Bild: Sind nicht gern in jeder Kneipe gesehen: Fussballfans im Schwarz-Rot-Gold…
Schwarzrotgold, so weit das Auge blickt: Auf Mützen, an Autos, an Balkonen,
in Fenstern – es ist halt Europameisterschaft. Die einen machen da gerne
mit, die anderen ignorieren’s gelassen, und manche haben keine Lust auf den
fußballverursachten Patriotismus, der alle zwei Jahre das Land
überschwemmt.
Zum Beispiel die Bremer Viertelkneipe Rum Bumper’s: Sie zeigt weder Fußball
noch Flagge, und die nicht EM-infizierten Stammgäste danken’s ihr. Nachdem
die Bild sie aber genau deswegen als „größte Spaßbremse“ der Stadt
bezeichnet hat, ist die Kneipe ins Visier von Neonazis geraten.
Ein paar Fußballfans mit Deutschland-Trikots waren nach dem Spiel
Deutschland gegen die Niederlande an der Theke des Rum Bumper’s
aufgefordert worden, ihre T-Shirts auf links zu ziehen oder die Kneipe zu
verlassen. Sie taten letzteres und setzten die Bild in Kenntnis. Die zeigte
das Foto eines traurig dreinguckenden, jungen Mannes in Deutschland-Trikot
und überschrieb ihren Artikel mit den Worten: „Dieses Lokal ist Bremens
größte Spaßbremse“.
Ein Zettel an der Kneipentür weist seit Erscheinen des Artikels darauf hin,
dass unter anderem aufgrund „immer wieder auftretenden Streitereien und
Diskussionen“ die Gäste „Trikots, Fahnen etc.“ draußen lassen sollen. U…

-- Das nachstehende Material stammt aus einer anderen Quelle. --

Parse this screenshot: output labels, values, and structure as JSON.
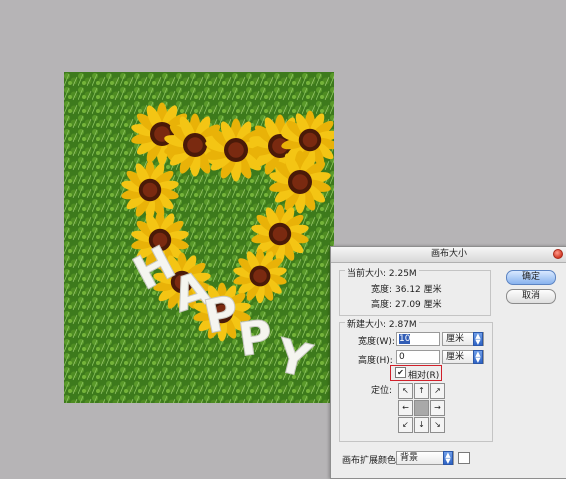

weiter heißt es „Auch wir gucken gern Fußball und nehmen garantiert
niemandem den Spaß!“
Die rechte Wochenzeitung Junge Freiheit sieht das anders. Auf ihrer
Facebook-Seite hat sie den Bild-Artikel unter der Überschrift „Spaßbremsen,
Spießer, Linke“ verlinkt. In den Kommentaren ist von „Volksverhetzung von
links aussen“, „Deutschenfeindlichkeit“, von „Vaterlandslosen Gesellen,…
eindeutig totalitäre Ansichten vertreten“ und von „Klarer Fall von
Gesinnungsterror durch Linksfaschisten“ die Rede. Im rechtsextremen
Internetportal „Deutschlandecho“ ist zu lesen, im Bremer Viertel würden
„immer wieder Menschen wegen ihrer nicht-linken Gesinnung durch die
Strassen gejagt“. In der Regel handele es sich „dabei um gezielte
Provokationen der Antideutschen, welche das Viertel als ihr Revier
betrachten“. Und das Blog „Islamnixgut“ spricht von „indoktrinierten
Stalinisten“.
„Deutschlandfeind“ ist in den Augen der Jungen Freiheit auch die Grüne
Jugend. Die hat, so wie schon bei der Fußball-WM vor zwei Jahren, jüngst
einen Sticker mit durchgestrichener Deutschlandfahne und dem Schriftzug
„Patriotismus? Nein, danke!“ herausgegeben.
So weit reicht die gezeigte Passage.